Release notes for 1.6
- Improve wrapping of HTML content with auto-generated <html></html> container tags.
Release notes for 1.5
- Fix detection of ContentType=text/html and switch to HTML mode.
- Fix problems parsing DOCTYPE tag when case folding is on.
- Fix reading of XHTML DTD.
- Fix parsing of content of type CDATA that resulted in the error message 'Cannot have ']]>' inside an XML CDATA block'.
- Fix parsing of http://www.virtuelvis.com/download/162/evilml.html.
- Fix parsing of attributes missing the equals sign: height"4" (thanks to Ulrich Schwanitz for his fix).
- Fix 'SniffWhitespace' thanks to "Windy Winter".
- Added TestSuite project.
Release notes for 1.4
- Added UserAgent string "Mozilla/4.0 (compatible;);" so that SgmlReader gets the right content from webservers. Fixed handling of HTML that does not start with root <html> element tag. Fixed handling of built in HTML entities.
Release notes for 1.3
- Changed ToUpper to CaseFolding enum and added support for "auto-folding" based on input.
- Added support for <![CDATA[...]]> blocks.

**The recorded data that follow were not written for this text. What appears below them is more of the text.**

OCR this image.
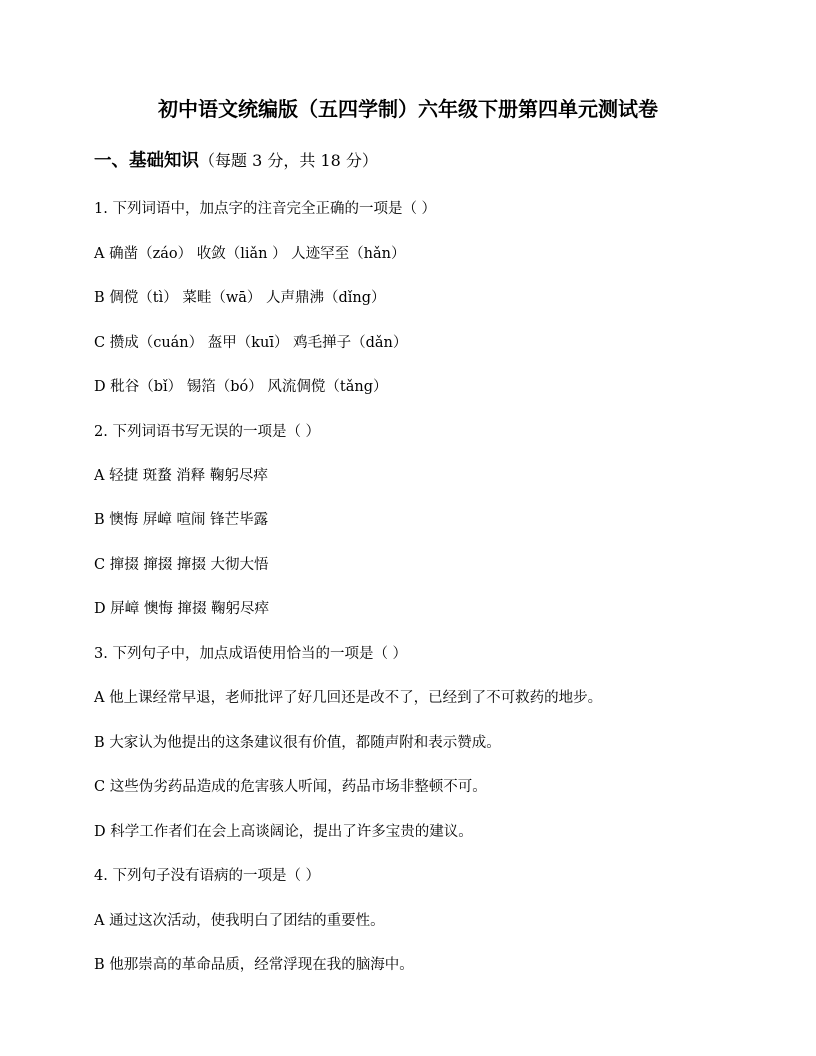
初中语文统编版（五四学制）六年级下册第四单元测试卷
一、基础知识（每题 3 分，共 18 分）
1. 下列词语中，加点字的注音完全正确的一项是（ ）
A 确凿（záo） 收敛（liǎn ） 人迹罕至（hǎn）
B 倜傥（tì） 菜畦（wā） 人声鼎沸（dǐng）
C 攒成（cuán） 盔甲（kuī） 鸡毛掸子（dǎn）
D 秕谷（bǐ） 锡箔（bó） 风流倜傥（tǎng）
2. 下列词语书写无误的一项是（ ）
A 轻捷 斑蝥 消释 鞠躬尽瘁
B 懊悔 屏嶂 喧闹 锋芒毕露
C 撺掇 撺掇 撺掇 大彻大悟
D 屏嶂 懊悔 撺掇 鞠躬尽瘁
3. 下列句子中，加点成语使用恰当的一项是（ ）
A 他上课经常早退，老师批评了好几回还是改不了，已经到了不可救药的地步。
B 大家认为他提出的这条建议很有价值，都随声附和表示赞成。
C 这些伪劣药品造成的危害骇人听闻，药品市场非整顿不可。
D 科学工作者们在会上高谈阔论，提出了许多宝贵的建议。
4. 下列句子没有语病的一项是（ ）
A 通过这次活动，使我明白了团结的重要性。
B 他那崇高的革命品质，经常浮现在我的脑海中。
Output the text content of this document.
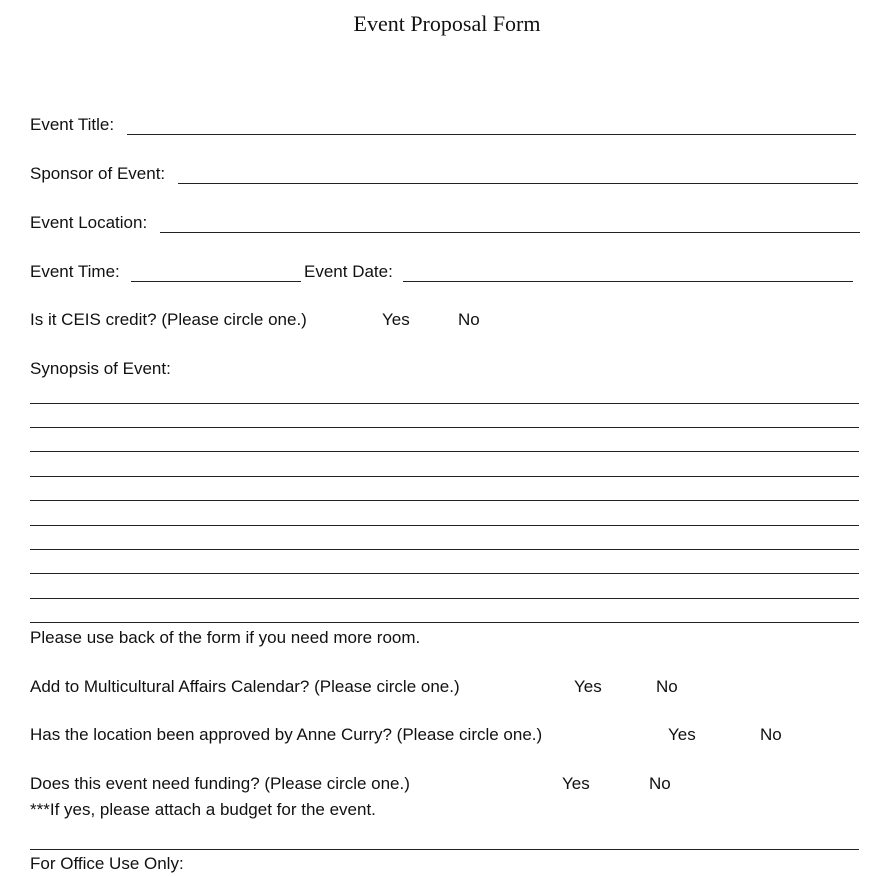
Event Proposal Form
Event Title:
Sponsor of Event:
Event Location:
Event Time:	Event Date:
Is it CEIS credit? (Please circle one.)	Yes	No
Synopsis of Event:
Please use back of the form if you need more room.
Add to Multicultural Affairs Calendar? (Please circle one.)	Yes	No
Has the location been approved by Anne Curry? (Please circle one.)	Yes	No
Does this event need funding? (Please circle one.)	Yes	No
***If yes, please attach a budget for the event.
For Office Use Only:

- Added proper encoding support, including support for HTML <META http-equiv="content-type". This means output now has the correct XML declaration (unless you specify the new -noxml option) and any existing xml declarations in the input are stipped out so you don't end up with two.
- Added support for ASP <%...%> blocks (thanks to Dan Whalin).

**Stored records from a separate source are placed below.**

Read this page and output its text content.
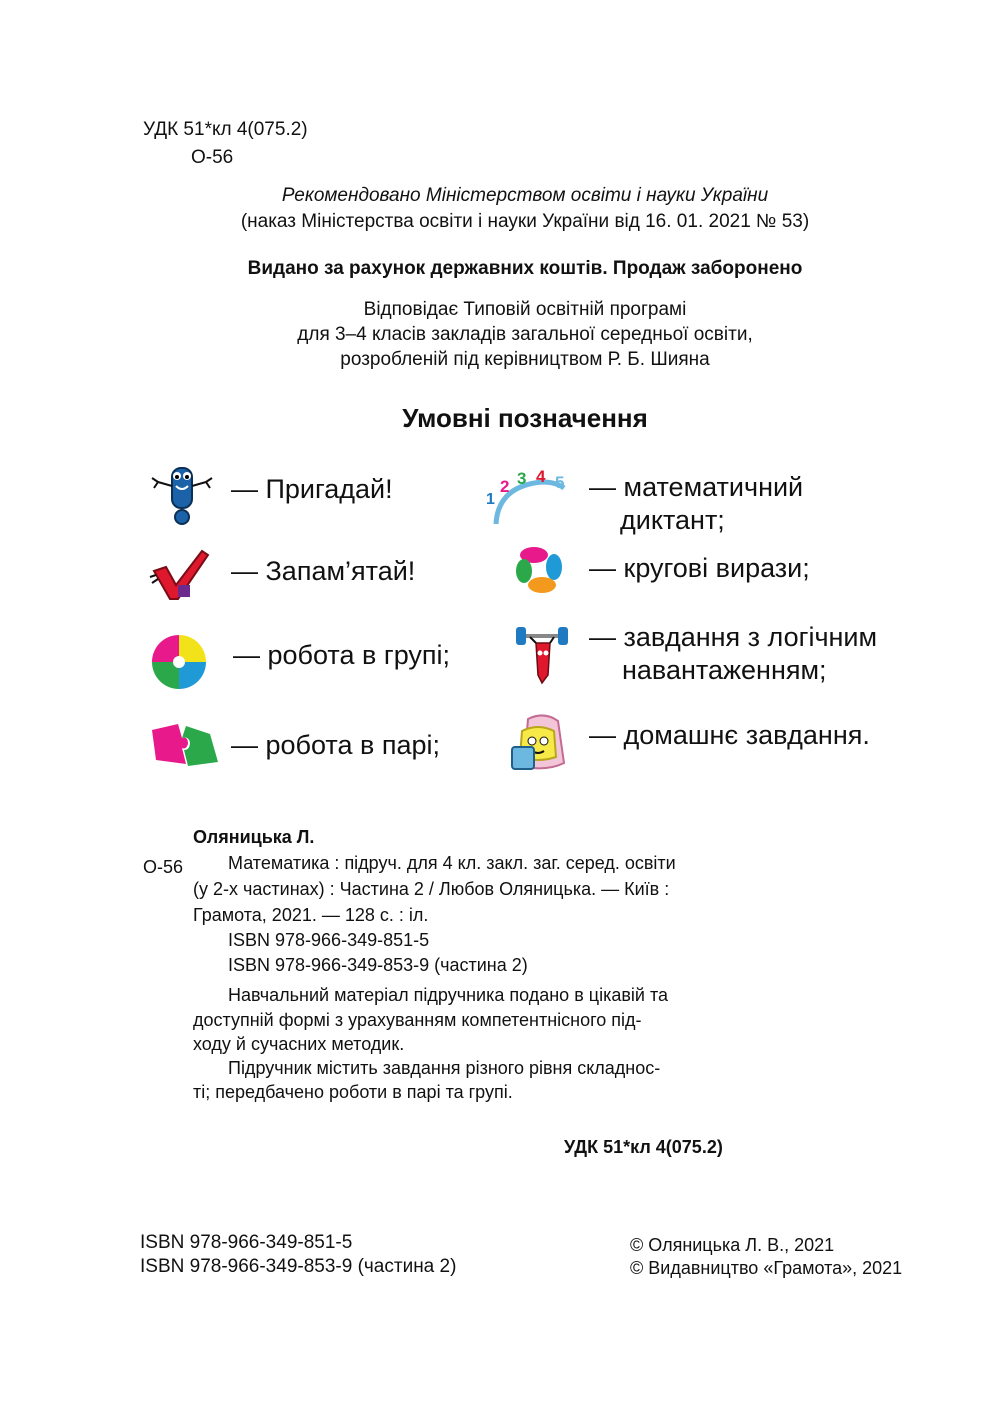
УДК 51*кл 4(075.2)
О-56
Рекомендовано Міністерством освіти і науки України
(наказ Міністерства освіти і науки України від 16. 01. 2021 № 53)
Видано за рахунок державних коштів. Продаж заборонено
Відповідає Типовій освітній програмі
для 3–4 класів закладів загальної середньої освіти,
розробленій під керівництвом Р. Б. Шияна
Умовні позначення
— Пригадай!
— Запам’ятай!
— робота в групі;
— робота в парі;
1
2 3 4 5 — математичний
диктант;
— кругові вирази;
— завдання з логічним
навантаженням;
— домашнє завдання.
Оляницька Л.
О-56 Математика : підруч. для 4 кл. закл. заг. серед. освіти
(у 2-х частинах) : Частина 2 / Любов Оляницька. — Київ :
Грамота, 2021. — 128 с. : іл.
ISBN 978-966-349-851-5
ISBN 978-966-349-853-9 (частина 2)
Навчальний матеріал підручника подано в цікавій та
доступній формі з урахуванням компетентнісного під-
ходу й сучасних методик.
Підручник містить завдання різного рівня складнос-
ті; передбачено роботи в парі та групі.
УДК 51*кл 4(075.2)
ISBN 978-966-349-851-5
ISBN 978-966-349-853-9 (частина 2)
© Оляницька Л. В., 2021
© Видавництво «Грамота», 2021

- Now strips out DOCTYPE by default since HTML DocTypes can cause problems for XmlDocument when it tries to load the HTML DTD. but added "-doctype" switch for those who really need it to come through.

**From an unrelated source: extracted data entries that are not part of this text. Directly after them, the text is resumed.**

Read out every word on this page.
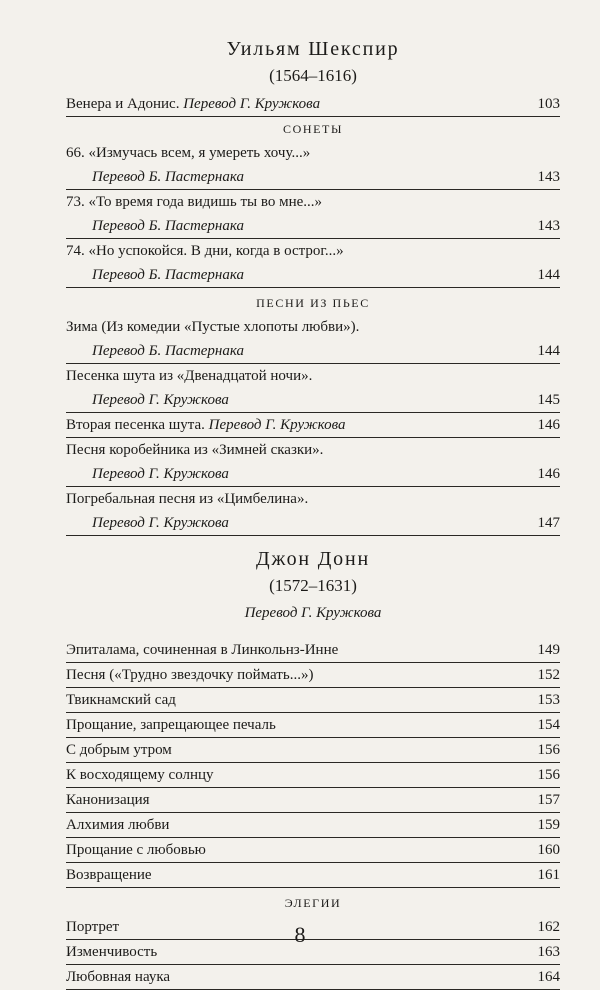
Уильям Шекспир
(1564–1616)
Венера и Адонис. Перевод Г. Кружкова	103
СОНЕТЫ
66. «Измучась всем, я умереть хочу...»
Перевод Б. Пастернака	143
73. «То время года видишь ты во мне...»
Перевод Б. Пастернака	143
74. «Но успокойся. В дни, когда в острог...»
Перевод Б. Пастернака	144
ПЕСНИ ИЗ ПЬЕС
Зима (Из комедии «Пустые хлопоты любви»).
Перевод Б. Пастернака	144
Песенка шута из «Двенадцатой ночи».
Перевод Г. Кружкова	145
Вторая песенка шута. Перевод Г. Кружкова	146
Песня коробейника из «Зимней сказки».
Перевод Г. Кружкова	146
Погребальная песня из «Цимбелина».
Перевод Г. Кружкова	147
Джон Донн
(1572–1631)
Перевод Г. Кружкова
Эпиталама, сочиненная в Линкольнз-Инне	149
Песня («Трудно звездочку поймать...»)	152
Твикнамский сад	153
Прощание, запрещающее печаль	154
С добрым утром	156
К восходящему солнцу	156
Канонизация	157
Алхимия любви	159
Прощание с любовью	160
Возвращение	161
ЭЛЕГИИ
Портрет	162
Изменчивость	163
Любовная наука	164
8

- Fix handling of Office 2000 <?xml:namespace .../> declarations.
- Remove bogus attributes that have no name, in cases like <class= "test">.
Release notes for 1.2
- Converted back to Visual Studio 7.0 since this is the lowest common denominator.
- Added ToUpper switch for upper case folding, instead of the default lower case.
- Fix handling of UNC paths.
- Added OFX test suite.
- Fixed bug in parsing CDATA type elements (like <script><!-- --></script>)
Release notes for 1.1
- Upgraded project to Visual Studio 7.1.
- Fixed bug in accessing https authenticated sites.
- Fixed bug in handling of content that contains nulls.
- Improved handling of <!DOCTYPE with PUBLIC and no SYSTEM literal.
- Fixed bug in losing attributes when auto-closing tags.
- Fixed pretty printing output by adding WhitespaceHandling flag to SgmlReader.
Release notes for 1.0.4
- Added -encoding option so you can change the encoding of the output file.
Release notes for 1.0.3.26932
- Implemented ReadOuterXml and ReadInnerXml and fix some bugs in dealing with xmlns attributes and dealing with non-HTML tags.
Release notes for 1.0.3
- Fixed some CLS compliance problems with using SgmlReader from VB and a null reference exception bug when loading SgmlReader from XmlDocument
Release notes for 1.0.2.21225
- Fixed bug in handling of encodings. Now uses the correct encoding returned from the HTTP server
Release notes for 1.0.2.21105
- Fixed bug in handling of input that contains blank lines at the top.
Release notes for 1.0.2
- Added fix for the way IE & Netscape deal with characters in the range 0x80 through 0x9F in HTML.
Release notes for 1.0.1
- Fixed bug in handling of empty elements, like <INPUT>
Release notes for 1.0
- Add wildcard support for command line utility.